I cursed Morgan inwardly and outwardly and shouted it for anyone who could hear, even though no one was listening to me. The two armies had met, and I could hear the sounds of sword on sword, metal clashing and screeching together, and the screams of the wounded and dying. But I could not be bothered with this. I pushed forward, avoiding the other fighters, seeming to be charmed in my advance for no one tried to attack me. I was a shadow. I had crossed through Morgan’s army and was somehow into Arthur’s. I saw several of the knights, my former comrades, holding off Morgan’s mercenaries, and wondered where Gawain and Percival and the others who were my dear companions were. Perhaps I didn’t want to know. I didn’t want them to see my betrayal of everyone that I had professed to love dearly. I only hoped that if I killed Arthur one of them would have the mercy to do me in if Merlin didn’t first, or if I didn’t decide to fall on my own sword.

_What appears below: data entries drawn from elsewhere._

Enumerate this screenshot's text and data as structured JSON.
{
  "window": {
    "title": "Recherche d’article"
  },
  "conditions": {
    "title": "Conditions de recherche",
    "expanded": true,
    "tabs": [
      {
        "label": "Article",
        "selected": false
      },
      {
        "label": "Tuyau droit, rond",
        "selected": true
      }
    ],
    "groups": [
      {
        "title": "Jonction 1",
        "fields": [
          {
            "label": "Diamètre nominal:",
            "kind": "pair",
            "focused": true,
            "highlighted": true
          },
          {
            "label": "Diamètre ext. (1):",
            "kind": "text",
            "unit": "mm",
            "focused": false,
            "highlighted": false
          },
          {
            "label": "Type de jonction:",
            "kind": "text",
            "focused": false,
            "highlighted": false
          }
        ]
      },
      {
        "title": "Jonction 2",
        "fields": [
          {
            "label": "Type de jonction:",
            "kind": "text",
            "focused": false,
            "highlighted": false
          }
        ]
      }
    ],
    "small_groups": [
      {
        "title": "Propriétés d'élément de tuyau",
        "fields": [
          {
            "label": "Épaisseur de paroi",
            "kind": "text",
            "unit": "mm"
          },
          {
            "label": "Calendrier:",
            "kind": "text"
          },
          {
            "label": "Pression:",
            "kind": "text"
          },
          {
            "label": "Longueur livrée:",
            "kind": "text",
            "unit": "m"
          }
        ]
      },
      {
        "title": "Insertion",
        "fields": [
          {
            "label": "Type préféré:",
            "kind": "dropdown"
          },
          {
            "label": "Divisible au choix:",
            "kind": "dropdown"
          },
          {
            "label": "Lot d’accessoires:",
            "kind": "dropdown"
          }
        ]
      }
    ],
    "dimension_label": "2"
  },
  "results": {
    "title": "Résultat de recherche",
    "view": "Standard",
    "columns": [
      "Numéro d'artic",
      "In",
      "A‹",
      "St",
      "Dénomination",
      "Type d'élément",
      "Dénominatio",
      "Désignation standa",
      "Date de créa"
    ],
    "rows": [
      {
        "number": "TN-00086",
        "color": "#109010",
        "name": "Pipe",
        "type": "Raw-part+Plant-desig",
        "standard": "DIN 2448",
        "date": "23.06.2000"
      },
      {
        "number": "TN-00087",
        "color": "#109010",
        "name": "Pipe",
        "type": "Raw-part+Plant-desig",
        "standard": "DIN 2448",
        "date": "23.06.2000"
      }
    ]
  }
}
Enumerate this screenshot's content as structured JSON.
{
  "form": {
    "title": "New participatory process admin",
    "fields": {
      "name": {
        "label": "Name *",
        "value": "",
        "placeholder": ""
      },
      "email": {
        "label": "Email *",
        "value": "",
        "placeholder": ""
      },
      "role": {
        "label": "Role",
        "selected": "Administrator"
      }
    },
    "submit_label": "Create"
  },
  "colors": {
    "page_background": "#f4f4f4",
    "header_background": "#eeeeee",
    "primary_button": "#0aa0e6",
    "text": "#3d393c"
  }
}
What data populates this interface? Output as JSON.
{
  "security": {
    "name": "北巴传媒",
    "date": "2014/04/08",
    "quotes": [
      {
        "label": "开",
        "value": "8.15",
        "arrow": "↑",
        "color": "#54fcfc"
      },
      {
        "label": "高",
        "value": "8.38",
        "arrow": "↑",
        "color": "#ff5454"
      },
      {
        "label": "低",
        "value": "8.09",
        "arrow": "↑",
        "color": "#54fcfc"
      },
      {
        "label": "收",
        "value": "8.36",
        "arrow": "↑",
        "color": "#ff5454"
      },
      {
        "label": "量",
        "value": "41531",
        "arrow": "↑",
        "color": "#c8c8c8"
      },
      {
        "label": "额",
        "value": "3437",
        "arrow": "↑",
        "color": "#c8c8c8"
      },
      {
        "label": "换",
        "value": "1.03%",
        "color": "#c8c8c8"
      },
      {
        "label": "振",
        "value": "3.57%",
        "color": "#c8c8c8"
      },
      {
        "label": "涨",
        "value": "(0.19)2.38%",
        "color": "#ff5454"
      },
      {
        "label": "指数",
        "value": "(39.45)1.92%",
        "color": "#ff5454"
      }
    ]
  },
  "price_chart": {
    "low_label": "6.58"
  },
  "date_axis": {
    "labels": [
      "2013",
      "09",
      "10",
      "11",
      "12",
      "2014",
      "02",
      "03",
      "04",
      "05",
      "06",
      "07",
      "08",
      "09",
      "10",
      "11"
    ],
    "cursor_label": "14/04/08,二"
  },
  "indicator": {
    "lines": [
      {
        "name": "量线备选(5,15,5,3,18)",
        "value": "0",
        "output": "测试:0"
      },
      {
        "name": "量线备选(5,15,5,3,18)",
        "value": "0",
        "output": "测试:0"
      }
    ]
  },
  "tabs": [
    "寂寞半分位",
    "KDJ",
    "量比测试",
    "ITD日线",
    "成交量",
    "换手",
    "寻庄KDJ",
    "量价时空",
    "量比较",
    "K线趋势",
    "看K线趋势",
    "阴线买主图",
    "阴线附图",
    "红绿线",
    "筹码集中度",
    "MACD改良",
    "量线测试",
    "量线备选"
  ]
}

It was then that I saw him. He was mounted on his war horse, in the thick of the battle, because of course he would be leading his men from the front, unlike Morgan who would do her wicked deeds from the back. I stopped upon seeing him initially, he was so majestic and fierce I knew that I wanted to fight beside him, would have given anything for that chance. He had still been the only father I had ever known, no matter what had come between us. But my body would not obey these thoughts. The sword in my hand tugged me forward once more, thirsty, and I knew it would not be stopped until it was sated with his blood.
The knights, the closest of Arthur’s court, his round-tablemen, stood around him, fighting to hold off the enemy from their king and brother. I saw Merlin there too, fighting with sword and magic both, and then Arthur, with his great sword, turned and spotted me standing there and we stared at each other, gauging what the other was thinking.
“Arthur,” I said softly but he seemed to hear me, even though I knew the sound couldn’t have traveled over the fighting. Run, please run I pleaded, but Arthur didn’t. In fact, he dropped from his horse, handing the reins to a knight and came to me.
I tried to back away, to force myself to run if he would not, but my feet were planted. We were out on a knoll above the fighting. There were no men here, and they didn’t seem to notice that their king had gone from the fray. Rain started to fall from the grey sky, and it dripped onto my head and shoulders, sinking into my mail, and it clinked off Arthur’s armor as he drew nearer. His sword was bloody in his hand, but he did not hold it threateningly. He didn’t know. How could he not know? Why did Merlin not tell him?